Dados como esses sobre o avanço de terceiros países no mercado vizinho serão levados à discussão com a ministra. A resolução 61, cuja aplicação é prevista para daqui a duas semanas, foi apresentada pelos argentinos como trunfo a ser usado, caso os empresários brasileiros rejeitem a ideia de restrições "voluntárias" de vendas ao mercado argentino. Os argentinos se queixam que o governo brasileiro também desrespeitou a comissão bilateral ao editar medida - depois revogada a mando do presidente Luiz Inácio Lula da Silva - que estabelecia licenças automáticas para boa parte das importações brasileiras. A medida foi editada quando estavam na Argentina representantes do Ministério do Desenvolvimento, membros da comissão bilateral.

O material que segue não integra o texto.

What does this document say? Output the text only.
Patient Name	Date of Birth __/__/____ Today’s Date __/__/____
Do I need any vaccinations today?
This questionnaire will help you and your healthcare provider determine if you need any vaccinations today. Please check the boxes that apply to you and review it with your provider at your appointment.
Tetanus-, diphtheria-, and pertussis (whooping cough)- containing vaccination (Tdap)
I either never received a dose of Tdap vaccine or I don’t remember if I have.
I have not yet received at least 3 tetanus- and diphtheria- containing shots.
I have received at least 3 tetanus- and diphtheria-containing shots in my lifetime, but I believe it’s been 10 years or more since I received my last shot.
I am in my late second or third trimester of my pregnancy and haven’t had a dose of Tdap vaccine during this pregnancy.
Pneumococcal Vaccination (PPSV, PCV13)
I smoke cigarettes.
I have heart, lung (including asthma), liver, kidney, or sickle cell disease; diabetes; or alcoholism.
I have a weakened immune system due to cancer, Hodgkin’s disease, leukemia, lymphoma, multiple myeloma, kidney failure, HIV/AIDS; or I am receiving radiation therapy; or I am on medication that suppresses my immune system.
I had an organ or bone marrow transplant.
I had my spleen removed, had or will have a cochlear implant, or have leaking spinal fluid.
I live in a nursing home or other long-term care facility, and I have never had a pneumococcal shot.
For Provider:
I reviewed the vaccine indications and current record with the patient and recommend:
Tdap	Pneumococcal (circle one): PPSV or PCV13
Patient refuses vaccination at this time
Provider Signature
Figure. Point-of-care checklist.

O governo brasileiro foi informado de que nem o Ministério de Relações Exteriores nem a Secretaria de Indústria do país vizinho haviam participado da decisão sobre a resolução 61. Segundo o Ministério do Desenvolvimento, a medida afeta apenas o equivalente a 3,12% das vendas brasileiras em 2008 à Argentina, cerca de US$ 550 milhões, mas afeta diretamente setores com grande volume de vendas no mercado vizinho, como os de máquinas agrícolas (ceifadeiras e debulhadeiras) e tratores, produtos têxteis para cama, mesa e banho, zíper para roupa, algumas partes de automóveis, como certos tipos de assento, e móveis.

Quando a notícia da nova barreira comercial chegou ao Brasil, na quinta-feira, o ministro de Relações Exteriores, Celso Amorim e o ministro da Fazenda, Guido Mantega estavam, separadamente, em encontros com empresários, que cobraram uma reação. Amorim, que estava na Federação das Indústrias do Estado de São Paulo (Fiesp) pediu ao setor privado que evitasse reações desproporcionais e, à saída, garantiu que não haverá medidas de "retaliação" contra os argentinos. Mantega, reunido com o grupo de acompanhamento da crise, pediu que o secretário de Comércio Exterior, Welber Barral, respondesse aos empresários.

Tanto Amorim quanto Barral informaram que o disciplinamento das barreiras é um dos principais temas de discussão da reunião entre altos funcionários dos dois países, no dia 12, em Buenos Aires. O governo quer fixar cotas para os produtos brasileiros e respeito ao prazo de 60 dias para emissão de licenças de importação.

Os negociadores brasileiros serão comandados pelo secretário-geral do Itamaraty, Samuel Pinheiro Guimarães, favorável a um tratamento amistoso do contencioso com os argentinos, levando em conta a deterioração da situação econômica do país. Também irá à Argentina o assessor internacional da Presidência, Marco Aurélio Garcia, que agendou visitas a autoridades para falar das preocupações de Lula. O encontro do dia 12 prepara também a visita de Cristina Kirchner ao Brasil, na semana seguinte, no dia 20, quando será recebida na Fiesp, com uma delegação de empresários argentinos. O presidente da Fiesp, Paulo Skaf, garantiu a Amorim que não haverá cobranças públicas a Cristina, ainda que o governo argentino edite medidas protecionistas no próprio dia da visita. "Seremos anfitriões impecáveis", assegura Skaf.